573 S.W.2d 121 | Mo. Ct. App. | 1978
At trial, in a will contest, plaintiff moved for a continuance and, after the motion was denied, stood on his motion and took no part in the trial. At the close of defendants’ evidence, a directed verdict was entered for defendants. Plaintiff appeals.
Clifford P. Shelton filed suit on July 1, 1975 challenging the will of his sister, Fannie Shelton Bliss. Count I of the petition alleged incompetence of the testator and undue influence by her attorney, who was also president of the defendant, Missouri Baptist Foundation, the principal beneficiary under the will. A second count was dismissed and is not here significant.
A “NOTICE REQUESTING PLACEMENT ON TRIAL DOCKET” was filed October 8, 1976 by defendants. Defendants had attempted, prior to that time, to have the case set for trial, but a setting had been delayed at the request of plaintiff who claimed further discovery was necessary.
Trial was set for May 9, 1977. On May 5, David A. Yarger, attorney for plaintiff, filed a “WITHDRAWAL OF COUNSEL.”
On May 9, conference was held at which respondents opposed the withdrawal largely on the grounds that: this would create a delay; plaintiff had once before caused a delay in the ease by preventing it from being set; the defense had summoned 20 witnesses, at considerable inconvenience to some of them, and a jury panel had also been called.
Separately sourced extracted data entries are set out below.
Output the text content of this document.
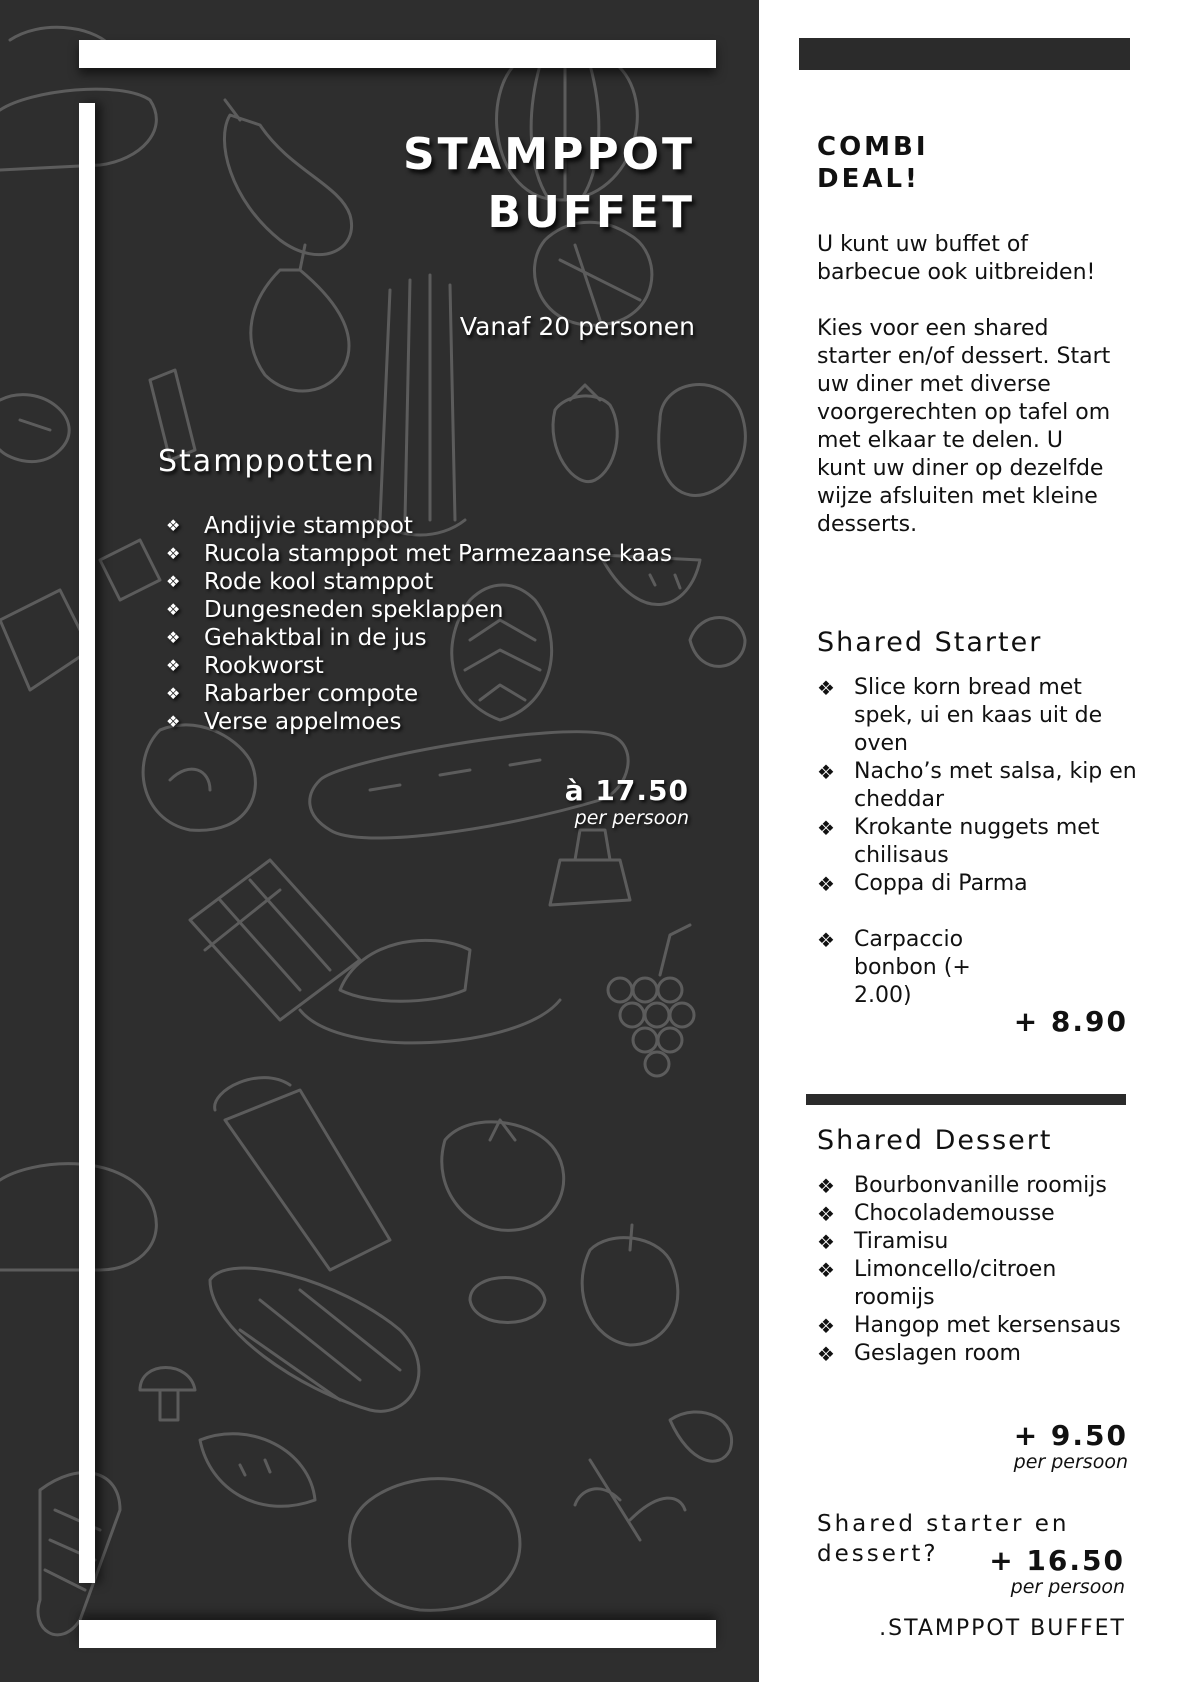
STAMPPOT
BUFFET
Vanaf 20 personen
Stamppotten
❖	Andijvie stamppot
❖	Rucola stamppot met Parmezaanse kaas
❖	Rode kool stamppot
❖	Dungesneden speklappen
❖	Gehaktbal in de jus
❖	Rookworst
❖	Rabarber compote
❖	Verse appelmoes
à 17.50
per persoon
COMBI
DEAL!

U kunt uw buffet of barbecue ook uitbreiden!

Kies voor een shared starter en/of dessert. Start uw diner met diverse voorgerechten op tafel om met elkaar te delen. U kunt uw diner op dezelfde wijze afsluiten met kleine desserts.

Shared Starter
❖ Slice korn bread met spek, ui en kaas uit de oven
❖ Nacho’s met salsa, kip en cheddar
❖ Krokante nuggets met chilisaus
❖ Coppa di Parma
❖ Carpaccio bonbon (+ 2.00)
+ 8.90
Shared Dessert
❖ Bourbonvanille roomijs
❖ Chocolademousse
❖ Tiramisu
❖ Limoncello/citroen roomijs
❖ Hangop met kersensaus
❖ Geslagen room
+ 9.50
per persoon
Shared starter en
dessert?	+ 16.50
per persoon
.STAMPPOT BUFFET
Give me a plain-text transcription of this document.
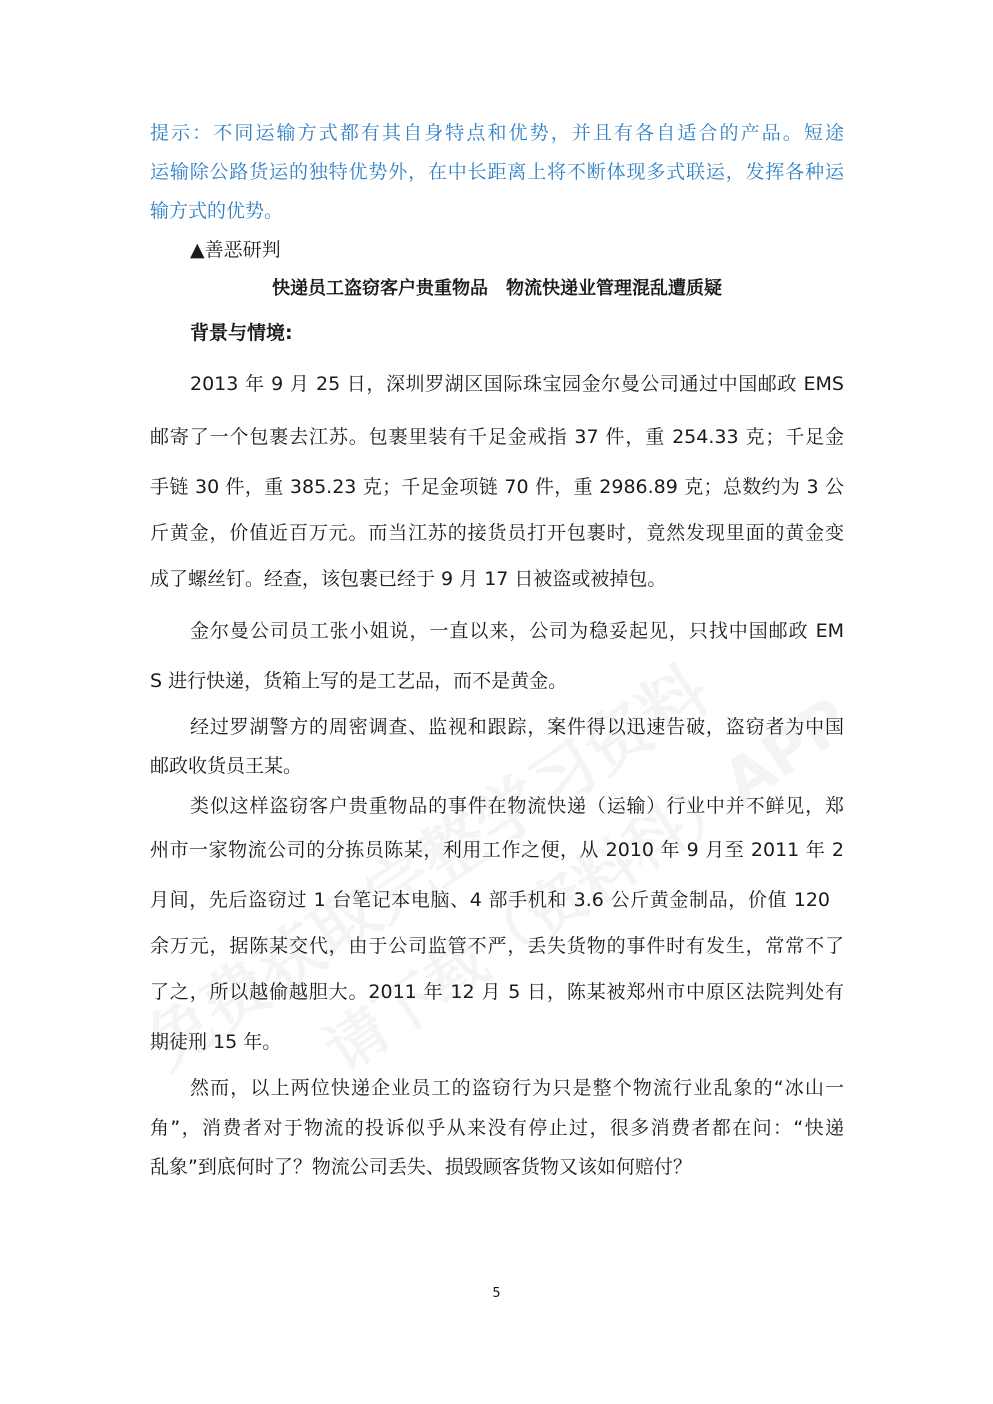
提示：不同运输方式都有其自身特点和优势，并且有各自适合的产品。短途
运输除公路货运的独特优势外，在中长距离上将不断体现多式联运，发挥各种运
输方式的优势。
▲善恶研判
快递员工盗窃客户贵重物品　物流快递业管理混乱遭质疑
背景与情境:
2013 年 9 月 25 日，深圳罗湖区国际珠宝园金尔曼公司通过中国邮政 EMS
邮寄了一个包裹去江苏。包裹里装有千足金戒指 37 件，重 254.33 克；千足金
手链 30 件，重 385.23 克；千足金项链 70 件，重 2986.89 克；总数约为 3 公
斤黄金，价值近百万元。而当江苏的接货员打开包裹时，竟然发现里面的黄金变
成了螺丝钉。经查，该包裹已经于 9 月 17 日被盗或被掉包。
金尔曼公司员工张小姐说，一直以来，公司为稳妥起见，只找中国邮政 EM
S 进行快递，货箱上写的是工艺品，而不是黄金。
经过罗湖警方的周密调查、监视和跟踪，案件得以迅速告破，盗窃者为中国
邮政收货员王某。
类似这样盗窃客户贵重物品的事件在物流快递（运输）行业中并不鲜见，郑
州市一家物流公司的分拣员陈某，利用工作之便，从 2010 年 9 月至 2011 年 2
月间，先后盗窃过 1 台笔记本电脑、4 部手机和 3.6 公斤黄金制品，价值 120
余万元，据陈某交代，由于公司监管不严，丢失货物的事件时有发生，常常不了
了之，所以越偷越胆大。2011 年 12 月 5 日，陈某被郑州市中原区法院判处有
期徒刑 15 年。
然而，以上两位快递企业员工的盗窃行为只是整个物流行业乱象的“冰山一
角”，消费者对于物流的投诉似乎从来没有停止过，很多消费者都在问：“快递
乱象”到底何时了？物流公司丢失、损毁顾客货物又该如何赔付？
5
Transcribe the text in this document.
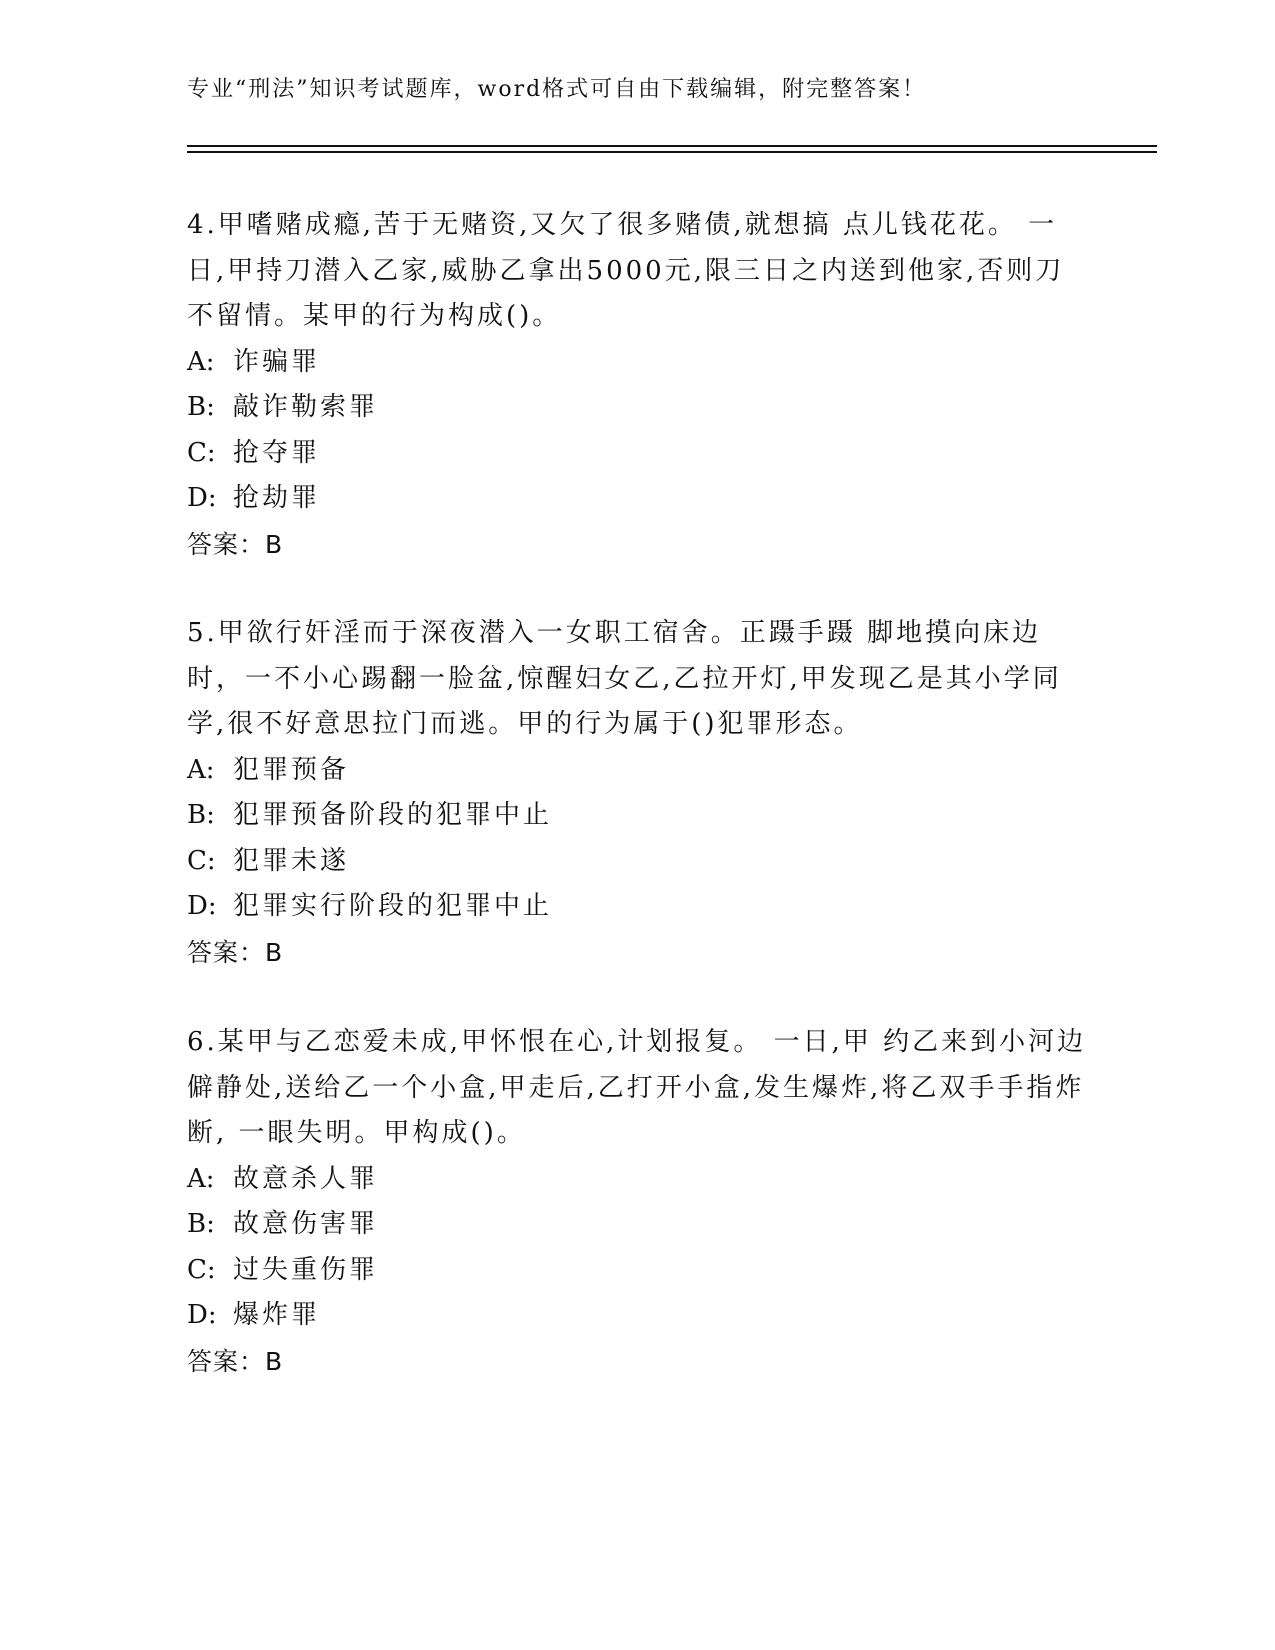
专业“刑法”知识考试题库，word格式可自由下载编辑，附完整答案！

4.甲嗜赌成瘾,苦于无赌资,又欠了很多赌债,就想搞 点儿钱花花。 一日,甲持刀潜入乙家,威胁乙拿出5000元,限三日之内送到他家,否则刀不留情。某甲的行为构成()。

A: 诈骗罪

B: 敲诈勒索罪

C: 抢夺罪

D: 抢劫罪

答案：B

5.甲欲行奸淫而于深夜潜入一女职工宿舍。正蹑手蹑 脚地摸向床边时，一不小心踢翻一脸盆,惊醒妇女乙,乙拉开灯,甲发现乙是其小学同学,很不好意思拉门而逃。甲的行为属于()犯罪形态。

A: 犯罪预备

B: 犯罪预备阶段的犯罪中止

C: 犯罪未遂

D: 犯罪实行阶段的犯罪中止

答案：B

6.某甲与乙恋爱未成,甲怀恨在心,计划报复。 一日,甲 约乙来到小河边僻静处,送给乙一个小盒,甲走后,乙打开小盒,发生爆炸,将乙双手手指炸断, 一眼失明。甲构成()。

A: 故意杀人罪

B: 故意伤害罪

C: 过失重伤罪

D: 爆炸罪

答案：B
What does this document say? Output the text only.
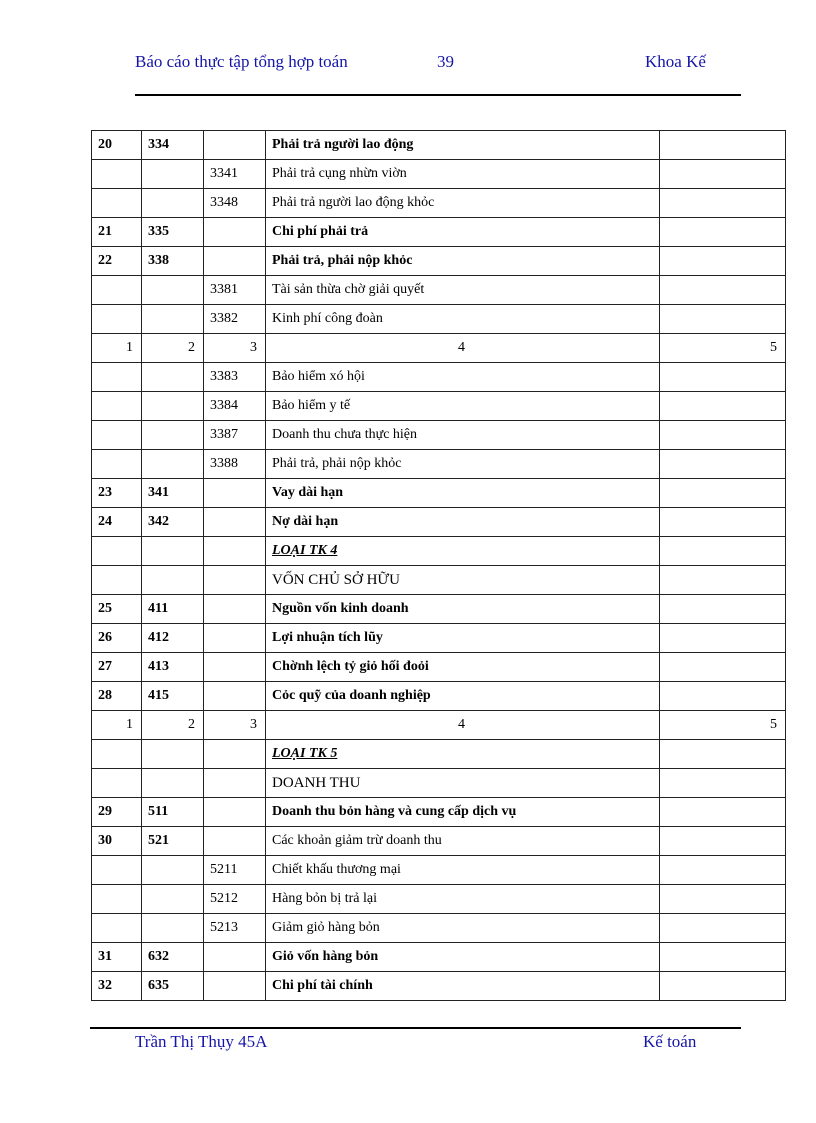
Báo cáo thực tập tổng hợp toán	39	Khoa Kế
20	334		Phải trả người lao động	
		3341	Phải trả cụng nhừn viờn	
		3348	Phải trả người lao động khỏc	
21	335		Chi phí phải trả	
22	338		Phải trả, phải nộp khỏc	
		3381	Tài sản thừa chờ giải quyết	
		3382	Kinh phí công đoàn	
1	2	3	4	5
		3383	Bảo hiểm xó hội	
		3384	Bảo hiểm y tế	
		3387	Doanh thu chưa thực hiện	
		3388	Phải trả, phải nộp khỏc	
23	341		Vay dài hạn	
24	342		Nợ dài hạn	
			LOẠI TK 4	
			VỐN CHỦ SỞ HỮU	
25	411		Nguồn vốn kinh doanh	
26	412		Lợi nhuận tích lũy	
27	413		Chờnh lệch tỷ giỏ hối đoỏi	
28	415		Cỏc quỹ của doanh nghiệp	
1	2	3	4	5
			LOẠI TK 5	
			DOANH THU	
29	511		Doanh thu bỏn hàng và cung cấp dịch vụ	
30	521		Các khoản giảm trừ doanh thu	
		5211	Chiết khấu thương mại	
		5212	Hàng bỏn bị trả lại	
		5213	Giảm giỏ hàng bỏn	
31	632		Giỏ vốn hàng bỏn	
32	635		Chi phí tài chính	
Trần Thị Thụy 45A	Kế toán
Defendants’ attorney mentioned during this conference that plaintiff’s attorney had stated he had given his client an “ultimatum to talk reasonably” and that if “Clifford [Shelton] wouldn’t talk reasonably [about settlement] he might withdraw.” Both in his filed notice and in the conference, plaintiff’s attorney insisted that the withdrawal was because a lack of communication between attorney and client had made representation impossible, and also that plaintiff was dissatisfied with his representation and wanted another attorney.
The court permitted withdrawal of the attorney and repeatedly advised plaintiff
Plaintiff saw either two or three other attorneys: Will Berry, who refused employment on or about May 16th, Claud T. Wood, who advised plaintiff that a submissive case could not be made on the will contest, and an unnamed St. Louis attorney who also declined employment.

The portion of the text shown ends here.